Um presidente normal mostraria sentimentos morais, exibiria compaixão,
emprestaria palavras de apoio e solidariedade.
Logo,
ao bem público é reservado uma posição completamente secundária, pois o
mais importante consiste na proteção da família e em sua permanência no
poder, apostando na eleição e flertando com o desrespeito à ordem
institucional. O presidente e sua família agarram-se de todas as
maneiras à preservação dos seus interesses e à conservação de sua coesão
psicológica. Sua única política conhecida é a do ataque, por mais,
reitero, que isso possa ser-lhes prejudicial em longo prazo. A
satisfação é tirada do projeto imediato, de pequenas conquistas e do
aplauso grotesco de seus apoiadores fanatizados. Não entra em linha de
consideração o que é melhor para o País, deixando situação econômica e
social se desagregar cada vez mais. O projeto, vendido nas eleições, de
uma pauta liberal já está completamente “vendido”, não mais corresponde
aos seus interesses familiares. Foi apenas uma encenação eleitoral.
O
caso mais escandaloso dessa política da morte é o tratamento dado à
pandemia. As cenas são aterradoras. O tratamento precoce proposto,
desautorizado em todo o mundo, não defendido por nenhuma comunidade ou
instituição científica no planeta, é apresentado aqui como poção mágica.
Trata-se de campanha sistemática contra a vacina, traduzida por
postergações enormes, apesar de que, agora, por queda abrupta de
popularidade ameaçando seu projeto de poder, ela começa a ser revertida.

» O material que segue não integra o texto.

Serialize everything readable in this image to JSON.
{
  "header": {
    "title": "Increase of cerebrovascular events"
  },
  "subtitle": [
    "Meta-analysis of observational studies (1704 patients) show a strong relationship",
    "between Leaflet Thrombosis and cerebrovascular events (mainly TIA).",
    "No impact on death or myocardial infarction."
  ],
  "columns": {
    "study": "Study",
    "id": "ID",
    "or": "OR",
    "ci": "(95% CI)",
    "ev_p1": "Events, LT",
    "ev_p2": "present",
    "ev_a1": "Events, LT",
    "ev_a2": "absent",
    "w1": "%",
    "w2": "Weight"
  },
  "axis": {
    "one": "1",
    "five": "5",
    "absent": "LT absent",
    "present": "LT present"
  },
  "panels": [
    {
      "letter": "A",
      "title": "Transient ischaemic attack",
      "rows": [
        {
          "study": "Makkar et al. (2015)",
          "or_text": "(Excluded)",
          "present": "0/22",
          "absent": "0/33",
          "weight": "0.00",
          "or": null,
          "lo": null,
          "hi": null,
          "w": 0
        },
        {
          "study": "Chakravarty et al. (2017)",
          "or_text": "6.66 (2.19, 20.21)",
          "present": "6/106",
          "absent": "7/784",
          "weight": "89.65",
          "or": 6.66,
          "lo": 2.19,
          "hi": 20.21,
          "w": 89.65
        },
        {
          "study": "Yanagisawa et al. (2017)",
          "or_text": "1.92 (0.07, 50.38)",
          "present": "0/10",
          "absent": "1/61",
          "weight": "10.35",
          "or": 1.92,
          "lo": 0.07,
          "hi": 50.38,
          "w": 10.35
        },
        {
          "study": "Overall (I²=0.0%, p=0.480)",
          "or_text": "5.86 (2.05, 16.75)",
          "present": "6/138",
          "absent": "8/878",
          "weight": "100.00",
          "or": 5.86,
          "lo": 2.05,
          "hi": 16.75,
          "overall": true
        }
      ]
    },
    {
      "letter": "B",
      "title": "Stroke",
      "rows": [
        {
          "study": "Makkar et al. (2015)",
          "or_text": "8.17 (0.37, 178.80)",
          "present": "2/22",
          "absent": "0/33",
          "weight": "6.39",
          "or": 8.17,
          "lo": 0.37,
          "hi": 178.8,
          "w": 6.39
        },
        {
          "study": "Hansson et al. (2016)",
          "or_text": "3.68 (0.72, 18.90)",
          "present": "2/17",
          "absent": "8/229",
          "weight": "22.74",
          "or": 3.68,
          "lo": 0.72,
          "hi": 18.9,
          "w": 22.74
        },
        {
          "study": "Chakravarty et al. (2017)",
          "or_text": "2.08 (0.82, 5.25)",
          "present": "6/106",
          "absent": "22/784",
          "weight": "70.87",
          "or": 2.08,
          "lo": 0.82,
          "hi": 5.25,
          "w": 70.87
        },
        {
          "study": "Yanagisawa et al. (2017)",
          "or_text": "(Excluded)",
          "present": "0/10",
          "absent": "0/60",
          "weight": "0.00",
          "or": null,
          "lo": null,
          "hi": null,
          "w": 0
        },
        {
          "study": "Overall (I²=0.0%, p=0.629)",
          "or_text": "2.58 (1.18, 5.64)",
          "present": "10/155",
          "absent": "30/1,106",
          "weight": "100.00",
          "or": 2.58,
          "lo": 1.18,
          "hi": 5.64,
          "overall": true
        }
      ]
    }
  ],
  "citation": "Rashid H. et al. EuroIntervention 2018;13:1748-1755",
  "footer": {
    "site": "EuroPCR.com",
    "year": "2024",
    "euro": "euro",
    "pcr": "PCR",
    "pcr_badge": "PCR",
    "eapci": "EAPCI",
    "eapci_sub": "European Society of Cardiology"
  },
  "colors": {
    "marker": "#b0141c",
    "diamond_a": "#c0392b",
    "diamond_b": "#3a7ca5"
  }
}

E o é pela impostura, pois a vacina de aplicação preponderante e
amplamente majoritária, a Coronavac, é toda ela obra do governador João
Doria. Aliás, não faltaram discursos presidenciais contra a “vacina
chinesa”. Isso para não falar na ausência de leitos em unidades de
tratamento intensivo, na falta de oxigênio, em atrasos, erros de envio, e
assim por diante, além do boicote aos governadores. Fosse uma política
racional, nada disso teria acontecido, só a irracionalidade explica a
conduta presidencial e governamental.
De
nada adianta agora fazer uma encenação de união nacional, na qual nem
os participantes acreditam. Criar um comitê é ao mesmo tempo nada
pretender fazer, quando mais não seja pelo fato de seu objetivo ser
somente compartilhar a sua irresponsabilidade. Em vez de uma escolha
técnica para Ministro da Saúde, optou novamente por uma opção familiar,
multiplicando ainda mais os conflitos políticos. Pode dar certo um
governo que se caracteriza pela ausência de comportamentos racionais?